I've just come back from two weeks in Portugal and Spain, getting soaked by violent showers at first but finishing by soaking up the sun. I ate great food for pennies, drank fresh green wine and heavy port, visited place I've never been to and learned new things. More about this later when I've had time to go through my notebook and align my observations.
By a curious set of coincidences, chance encounters I can't recall anymore, I also came across some music I thought intriguing. It was snippets of news from the in-flight magazine and mini-reviews in Galician newspapers, tantalizing but cryptic and absolutely silent. As soon as I got home I did what I usually do when I happen upon new music: I fired up Spotify to hear what I had only been imagining.
Spotify was a godsend when it was launched, an eye-opener, a miracle almost. Its database contains more songs than the hard disk of even the most avid file sharer, ready for streaming at a moment's notice. When I signed up two-and-a-half years ago, I could listen to pretty much any piece of music, legally and for free. It was great for discovering the unknown, an infinite aural treasure chest.
The service was financed by advertisements that broke albums into annoyingly small fragments. The alternative was to pay for a subscription or, more parsimoniously, a day-pass. Provide an unlimited CD collection and you're almost guaranteed to have a happy party. I liked nearly every aspect of Spotify, and I was sure it wouldn't last.
Ads that I don't act on or even listen to can't pay for unlimited music. It was clear to me that the free Spotify accounts were only teasers to get people hooked, make them take immediate music for granted, to suck them into paying five or ten pounds a month for a convenience they wouldn't want to miss.
I knew I wouldn't want to pay for a music subscription, ever. I want to buy music that I can listen to even when the hot music service of the moment (Napster, anyone?) is long forgotten. CDs are my media of choice. But before I place an order, I want to know what I get, and Spotify was great for that.
Back from Spain, I fired up Spotify and was asked, more in-your-face than usually, to purchase a Premium subscription. If not, I would not be able to listen to a song more than five times, and my monthly access would be curtailed at 10 hours.

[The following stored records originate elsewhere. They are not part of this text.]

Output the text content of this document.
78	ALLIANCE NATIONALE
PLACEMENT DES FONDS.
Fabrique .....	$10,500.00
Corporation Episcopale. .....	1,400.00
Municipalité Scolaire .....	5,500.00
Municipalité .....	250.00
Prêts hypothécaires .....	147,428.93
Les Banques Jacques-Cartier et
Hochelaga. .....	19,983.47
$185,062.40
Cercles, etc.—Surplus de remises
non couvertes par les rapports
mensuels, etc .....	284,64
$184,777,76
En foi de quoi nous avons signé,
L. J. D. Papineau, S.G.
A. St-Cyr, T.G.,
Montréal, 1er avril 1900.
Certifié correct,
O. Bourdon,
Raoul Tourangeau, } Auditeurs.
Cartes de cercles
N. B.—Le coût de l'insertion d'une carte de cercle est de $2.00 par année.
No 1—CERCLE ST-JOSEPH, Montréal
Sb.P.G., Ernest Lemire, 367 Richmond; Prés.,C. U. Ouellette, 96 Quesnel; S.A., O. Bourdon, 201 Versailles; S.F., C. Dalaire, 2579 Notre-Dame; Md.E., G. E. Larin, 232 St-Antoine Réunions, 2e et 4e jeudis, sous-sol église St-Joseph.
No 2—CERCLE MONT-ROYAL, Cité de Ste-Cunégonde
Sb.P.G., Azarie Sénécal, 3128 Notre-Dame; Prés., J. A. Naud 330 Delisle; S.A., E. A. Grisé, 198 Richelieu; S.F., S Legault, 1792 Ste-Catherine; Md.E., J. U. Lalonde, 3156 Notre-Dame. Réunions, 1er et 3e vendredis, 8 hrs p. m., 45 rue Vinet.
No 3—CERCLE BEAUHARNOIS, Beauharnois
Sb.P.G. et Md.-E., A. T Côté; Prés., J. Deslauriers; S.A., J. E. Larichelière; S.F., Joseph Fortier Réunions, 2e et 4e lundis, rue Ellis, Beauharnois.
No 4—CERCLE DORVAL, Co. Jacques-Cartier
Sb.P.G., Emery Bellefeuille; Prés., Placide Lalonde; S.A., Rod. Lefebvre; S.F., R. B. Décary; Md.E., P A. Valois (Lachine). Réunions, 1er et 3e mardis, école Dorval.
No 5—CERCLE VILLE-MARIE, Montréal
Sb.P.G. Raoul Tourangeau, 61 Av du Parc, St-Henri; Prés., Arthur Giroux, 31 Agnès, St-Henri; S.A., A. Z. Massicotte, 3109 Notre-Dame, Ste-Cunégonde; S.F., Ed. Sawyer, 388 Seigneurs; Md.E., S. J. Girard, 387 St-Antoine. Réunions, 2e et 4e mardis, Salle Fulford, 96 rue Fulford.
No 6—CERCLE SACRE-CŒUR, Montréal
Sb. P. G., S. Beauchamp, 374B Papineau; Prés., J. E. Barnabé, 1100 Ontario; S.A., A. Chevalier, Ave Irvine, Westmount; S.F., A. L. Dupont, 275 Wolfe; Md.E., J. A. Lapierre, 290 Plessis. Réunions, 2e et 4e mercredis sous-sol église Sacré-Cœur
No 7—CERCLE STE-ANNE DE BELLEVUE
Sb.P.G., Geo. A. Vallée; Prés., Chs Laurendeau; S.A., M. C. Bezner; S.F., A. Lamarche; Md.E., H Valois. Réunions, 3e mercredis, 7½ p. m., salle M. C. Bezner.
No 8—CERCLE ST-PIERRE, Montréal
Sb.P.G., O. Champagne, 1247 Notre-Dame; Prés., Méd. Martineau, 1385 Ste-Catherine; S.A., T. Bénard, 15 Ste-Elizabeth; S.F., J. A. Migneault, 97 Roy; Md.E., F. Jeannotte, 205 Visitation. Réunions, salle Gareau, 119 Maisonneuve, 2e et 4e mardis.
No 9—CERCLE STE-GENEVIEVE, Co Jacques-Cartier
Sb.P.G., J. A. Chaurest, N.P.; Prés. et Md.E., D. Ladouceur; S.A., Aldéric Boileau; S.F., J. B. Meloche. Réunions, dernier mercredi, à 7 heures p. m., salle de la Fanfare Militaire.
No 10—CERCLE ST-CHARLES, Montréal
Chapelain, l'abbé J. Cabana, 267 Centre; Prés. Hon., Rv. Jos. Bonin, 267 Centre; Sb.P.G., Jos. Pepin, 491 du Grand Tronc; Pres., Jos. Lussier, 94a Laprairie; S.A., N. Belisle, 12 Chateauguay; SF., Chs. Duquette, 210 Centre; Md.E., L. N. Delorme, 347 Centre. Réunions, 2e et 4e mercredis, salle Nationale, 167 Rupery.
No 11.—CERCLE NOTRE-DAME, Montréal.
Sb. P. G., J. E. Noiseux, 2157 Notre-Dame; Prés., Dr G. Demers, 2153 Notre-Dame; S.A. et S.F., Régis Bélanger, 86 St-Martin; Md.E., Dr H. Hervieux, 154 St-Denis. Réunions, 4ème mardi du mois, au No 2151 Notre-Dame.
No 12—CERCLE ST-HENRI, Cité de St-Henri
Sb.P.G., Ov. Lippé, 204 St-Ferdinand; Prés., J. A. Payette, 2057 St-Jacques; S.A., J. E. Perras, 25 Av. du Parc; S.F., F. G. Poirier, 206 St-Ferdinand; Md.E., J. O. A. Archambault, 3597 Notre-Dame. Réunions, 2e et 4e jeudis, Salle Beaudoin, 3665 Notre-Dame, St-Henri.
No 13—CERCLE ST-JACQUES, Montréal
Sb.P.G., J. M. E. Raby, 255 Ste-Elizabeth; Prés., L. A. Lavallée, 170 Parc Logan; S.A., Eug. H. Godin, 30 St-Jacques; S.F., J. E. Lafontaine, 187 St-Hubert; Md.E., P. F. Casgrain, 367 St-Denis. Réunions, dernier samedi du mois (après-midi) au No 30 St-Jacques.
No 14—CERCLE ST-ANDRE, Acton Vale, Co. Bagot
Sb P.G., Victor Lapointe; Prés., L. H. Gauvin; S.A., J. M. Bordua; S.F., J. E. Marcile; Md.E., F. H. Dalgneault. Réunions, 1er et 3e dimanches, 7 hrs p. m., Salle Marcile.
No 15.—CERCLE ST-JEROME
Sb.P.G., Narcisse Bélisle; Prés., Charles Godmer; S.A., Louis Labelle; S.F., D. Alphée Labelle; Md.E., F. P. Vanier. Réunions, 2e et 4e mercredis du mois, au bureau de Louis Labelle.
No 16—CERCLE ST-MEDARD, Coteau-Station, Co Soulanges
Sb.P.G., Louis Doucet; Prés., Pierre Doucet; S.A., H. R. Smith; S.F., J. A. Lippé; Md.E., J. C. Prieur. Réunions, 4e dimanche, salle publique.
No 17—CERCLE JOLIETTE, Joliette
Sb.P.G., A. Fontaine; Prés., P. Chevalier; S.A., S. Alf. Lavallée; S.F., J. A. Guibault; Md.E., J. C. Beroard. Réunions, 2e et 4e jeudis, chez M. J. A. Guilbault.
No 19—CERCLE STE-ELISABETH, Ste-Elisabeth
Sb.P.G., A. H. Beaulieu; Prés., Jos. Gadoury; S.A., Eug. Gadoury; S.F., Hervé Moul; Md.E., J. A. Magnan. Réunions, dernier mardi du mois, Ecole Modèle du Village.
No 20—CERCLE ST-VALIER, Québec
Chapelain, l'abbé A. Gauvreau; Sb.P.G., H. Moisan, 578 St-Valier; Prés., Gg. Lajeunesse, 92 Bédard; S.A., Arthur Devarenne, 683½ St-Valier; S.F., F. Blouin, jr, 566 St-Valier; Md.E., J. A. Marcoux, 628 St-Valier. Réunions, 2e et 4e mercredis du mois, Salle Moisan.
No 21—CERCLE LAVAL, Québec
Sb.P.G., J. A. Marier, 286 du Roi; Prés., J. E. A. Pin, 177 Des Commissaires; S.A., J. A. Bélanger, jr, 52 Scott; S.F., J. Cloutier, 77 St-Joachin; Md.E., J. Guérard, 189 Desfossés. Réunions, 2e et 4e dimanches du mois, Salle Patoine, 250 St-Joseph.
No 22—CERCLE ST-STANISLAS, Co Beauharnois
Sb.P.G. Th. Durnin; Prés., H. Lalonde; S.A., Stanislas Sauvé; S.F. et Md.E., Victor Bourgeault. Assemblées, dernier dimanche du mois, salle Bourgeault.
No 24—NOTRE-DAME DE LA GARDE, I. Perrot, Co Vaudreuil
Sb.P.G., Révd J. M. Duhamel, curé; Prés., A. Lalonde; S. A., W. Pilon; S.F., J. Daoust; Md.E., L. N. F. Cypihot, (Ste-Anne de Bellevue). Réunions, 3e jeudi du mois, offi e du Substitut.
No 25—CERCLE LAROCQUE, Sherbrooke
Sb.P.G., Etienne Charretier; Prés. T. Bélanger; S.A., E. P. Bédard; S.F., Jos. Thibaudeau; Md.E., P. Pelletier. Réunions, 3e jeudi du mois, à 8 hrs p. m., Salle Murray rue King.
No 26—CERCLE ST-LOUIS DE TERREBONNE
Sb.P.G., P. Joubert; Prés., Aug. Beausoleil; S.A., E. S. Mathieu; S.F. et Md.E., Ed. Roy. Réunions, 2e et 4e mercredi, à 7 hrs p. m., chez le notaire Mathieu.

These are serious restrictions, and they render Spotify useless as a personal and personalizable radio. Nevertheless, I stuck with my Free account, which should still be good for test-listening to new music.
Except it might not. Over the last few months, I had already realized a progressive decline in the availability of songs and albums, a thinning of the collection, a rise of songs in pale grey, playable only with a paying subscription. Is it bye-bye Spotify?
Probably, and I'm not surprised. The free service was always too good to be true. But for the moment, things are still all right. The three new released I had been interested in were all available. I've started listening to Sidi Touré and the Orchestre Poly-Rythmo and, with no connection at all, the Beastie Boys. No decision yet on a purchase, but if I part with my money it will be one-off for a lasting value and not the intangibility of a subscription.